4. Diverse R&D expenses auxiliary books

Considering that the accounting software and systems used by enterprises vary, Bulletin 97 requires that while "accounting for R&D expenses in accordance with the requirements of the national financial and accounting rules", and the enterprises shall "set up R&D expenses auxiliary books since a R&D project is approved and retain it for follow-up administration. At the end of the year, the summary sheet of the R&D expenses auxiliary books shall be prepared."

Bulletin 28 provides a simplified version of R&D expenses auxiliary books ("the 2021 version"), while the 2015 version issued under Bulletin 97 stays alternative.

The 2015 version is more complicated, consisting of 4 auxiliary sheets and 1 summary sheet, while the simplified 2021 version only consists of 1 auxiliary sheet and 1 summary sheet, which would reduce the workload and difficulty of filling in.

When enterprises set up R&D expenses auxiliary books, they can choose to use either the 2015 version or the 2021 version, or even design the books themselves, which shall cover all items required in the 2021 version, meeting requirements for logical relation and high accuracy.
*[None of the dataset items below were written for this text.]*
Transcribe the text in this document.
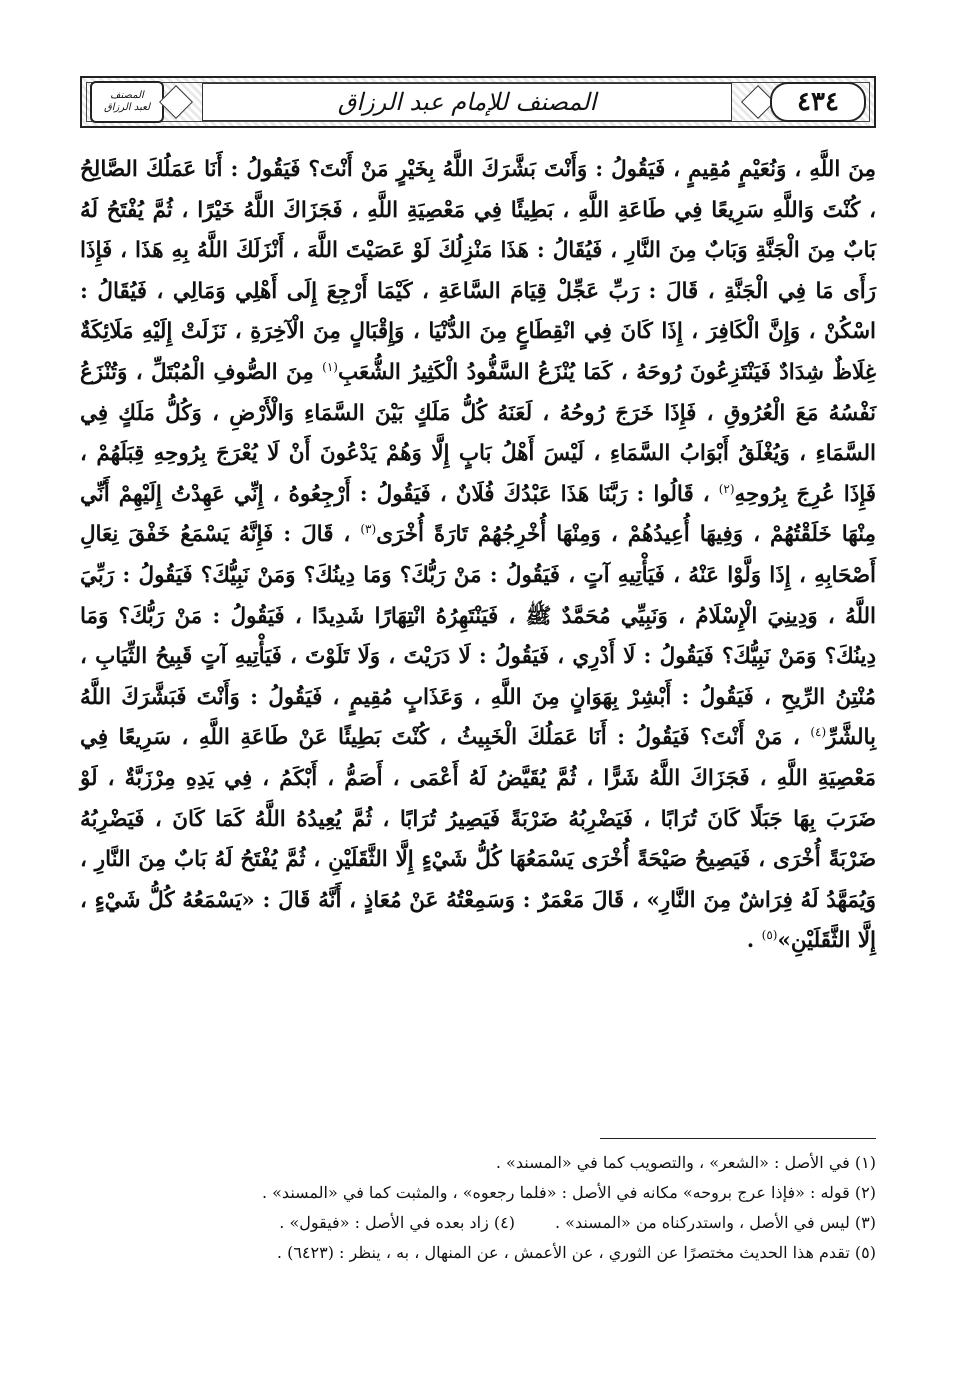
المصنف
لعبد الرزاق	المصنف للإمام عبد الرزاق	٤٣٤
مِنَ اللَّهِ ، وَنُعَيْمٍ مُقِيمٍ ، فَيَقُولُ : وَأَنْتَ بَشَّرَكَ اللَّهُ بِخَيْرٍ مَنْ أَنْتَ؟ فَيَقُولُ : أَنَا عَمَلُكَ الصَّالِحُ ، كُنْتَ وَاللَّهِ سَرِيعًا فِي طَاعَةِ اللَّهِ ، بَطِيئًا فِي مَعْصِيَةِ اللَّهِ ، فَجَزَاكَ اللَّهُ خَيْرًا ، ثُمَّ يُفْتَحُ لَهُ بَابٌ مِنَ الْجَنَّةِ وَبَابٌ مِنَ النَّارِ ، فَيُقَالُ : هَذَا مَنْزِلُكَ لَوْ عَصَيْتَ اللَّهَ ، أَنْزَلَكَ اللَّهُ بِهِ هَذَا ، فَإِذَا رَأَى مَا فِي الْجَنَّةِ ، قَالَ : رَبِّ عَجِّلْ قِيَامَ السَّاعَةِ ، كَيْمَا أَرْجِعَ إِلَى أَهْلِي وَمَالِي ، فَيُقَالُ : اسْكُنْ ، وَإِنَّ الْكَافِرَ ، إِذَا كَانَ فِي انْقِطَاعٍ مِنَ الدُّنْيَا ، وَإِقْبَالٍ مِنَ الْآخِرَةِ ، نَزَلَتْ إِلَيْهِ مَلَائِكَةٌ غِلَاظٌ شِدَادٌ فَيَنْتَزِعُونَ رُوحَهُ ، كَمَا يُنْزَعُ السَّفُّودُ الْكَثِيرُ الشُّعَبِ$^{(١)}$ مِنَ الصُّوفِ الْمُبْتَلِّ ، وَتُنْزَعُ نَفْسُهُ مَعَ الْعُرُوقِ ، فَإِذَا خَرَجَ رُوحُهُ ، لَعَنَهُ كُلُّ مَلَكٍ بَيْنَ السَّمَاءِ وَالْأَرْضِ ، وَكُلُّ مَلَكٍ فِي السَّمَاءِ ، وَيُغْلَقُ أَبْوَابُ السَّمَاءِ ، لَيْسَ أَهْلُ بَابٍ إِلَّا وَهُمْ يَدْعُونَ أَنْ لَا يُعْرَجَ بِرُوحِهِ قِبَلَهُمْ ، فَإِذَا عُرِجَ بِرُوحِهِ$^{(٢)}$ ، قَالُوا : رَبَّنَا هَذَا عَبْدُكَ فُلَانٌ ، فَيَقُولُ : أَرْجِعُوهُ ، إِنِّي عَهِدْتُ إِلَيْهِمْ أَنِّي مِنْهَا خَلَقْتُهُمْ ، وَفِيهَا أُعِيدُهُمْ ، وَمِنْهَا أُخْرِجُهُمْ تَارَةً أُخْرَى$^{(٣)}$ ، قَالَ : فَإِنَّهُ يَسْمَعُ خَفْقَ نِعَالِ أَصْحَابِهِ ، إِذَا وَلَّوْا عَنْهُ ، فَيَأْتِيهِ آتٍ ، فَيَقُولُ : مَنْ رَبُّكَ؟ وَمَا دِينُكَ؟ وَمَنْ نَبِيُّكَ؟ فَيَقُولُ : رَبِّيَ اللَّهُ ، وَدِينِيَ الْإِسْلَامُ ، وَنَبِيِّي مُحَمَّدٌ ﷺ ، فَيَنْتَهِرُهُ انْتِهَارًا شَدِيدًا ، فَيَقُولُ : مَنْ رَبُّكَ؟ وَمَا دِينُكَ؟ وَمَنْ نَبِيُّكَ؟ فَيَقُولُ : لَا أَدْرِي ، فَيَقُولُ : لَا دَرَيْتَ ، وَلَا تَلَوْتَ ، فَيَأْتِيهِ آتٍ قَبِيحُ الثِّيَابِ ، مُنْتِنُ الرِّيحِ ، فَيَقُولُ : أَبْشِرْ بِهَوَانٍ مِنَ اللَّهِ ، وَعَذَابٍ مُقِيمٍ ، فَيَقُولُ : وَأَنْتَ فَبَشَّرَكَ اللَّهُ بِالشَّرِّ$^{(٤)}$ ، مَنْ أَنْتَ؟ فَيَقُولُ : أَنَا عَمَلُكَ الْخَبِيثُ ، كُنْتَ بَطِيئًا عَنْ طَاعَةِ اللَّهِ ، سَرِيعًا فِي مَعْصِيَةِ اللَّهِ ، فَجَزَاكَ اللَّهُ شَرًّا ، ثُمَّ يُقَيَّضُ لَهُ أَعْمَى ، أَصَمُّ ، أَبْكَمُ ، فِي يَدِهِ مِرْزَبَّةٌ ، لَوْ ضَرَبَ بِهَا جَبَلًا كَانَ تُرَابًا ، فَيَضْرِبُهُ ضَرْبَةً فَيَصِيرُ تُرَابًا ، ثُمَّ يُعِيدُهُ اللَّهُ كَمَا كَانَ ، فَيَضْرِبُهُ ضَرْبَةً أُخْرَى ، فَيَصِيحُ صَيْحَةً أُخْرَى يَسْمَعُهَا كُلُّ شَيْءٍ إِلَّا الثَّقَلَيْنِ ، ثُمَّ يُفْتَحُ لَهُ بَابٌ مِنَ النَّارِ ، وَيُمَهَّدُ لَهُ فِرَاشٌ مِنَ النَّارِ» ، قَالَ مَعْمَرٌ : وَسَمِعْتُهُ عَنْ مُعَاذٍ ، أَنَّهُ قَالَ : «يَسْمَعُهُ كُلُّ شَيْءٍ ، إِلَّا الثَّقَلَيْنِ»$^{(٥)}$ .
(١) في الأصل : «الشعر» ، والتصويب كما في «المسند» .
(٢) قوله : «فإذا عرج بروحه» مكانه في الأصل : «فلما رجعوه» ، والمثبت كما في «المسند» .
(٣) ليس في الأصل ، واستدركناه من «المسند» .
(٤) زاد بعده في الأصل : «فيقول» .
(٥) تقدم هذا الحديث مختصرًا عن الثوري ، عن الأعمش ، عن المنهال ، به ، ينظر : (٦٤٢٣) .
5. Reminder of potential tax risks   

For most of the tax preferential policies, it is cleared that the enterprises can "decide the applicability themselves, enjoy it when filing tax, and retain the documents for follow-up administration". In view of this, RSM China Tax Team would like to remind you of the following potential tax risks regarding the newly issued Bulletin 13 and Bulletin 28:

  • Bulletin 28 specifically adds the description of "actually incurred". One is to emphasize the authenticity of R&D projects; the other is to emphasize the authenticity of expenses incurred. The estimated and accrued R&D expenses shall not be entitled to be super-deducted during pre-filing.
  • The reason why Bulletin 28 provides more flexibility with auxiliary books for R&D expenses is due to the fact that the 2015 version was quite complicated that it did not carry out well. Simplifying the formats and allowing enterprises to design their own auxiliary books is aimed at encouraging the enterprises to implement the set-up and maintenance of auxiliary books, promoting the management of R&D projects and the accounting of R&D expenses. 
  • We recommend that enterprises choose or design the auxiliary books that meet their own R&D management requirements and take this as an opportunity to improve the coordination between managements for both R&D projects and R&D expenses accounting, so as to mitigate tax risks therefrom. In the spirit of Bulletin 28, tax authorities have the right to inspect relevant documents, including auxiliary books, that the enterprises retain for pre-enjoying RDSD policies. If the enterprises choose to supplement the documents later, it may lead to higher tax risks.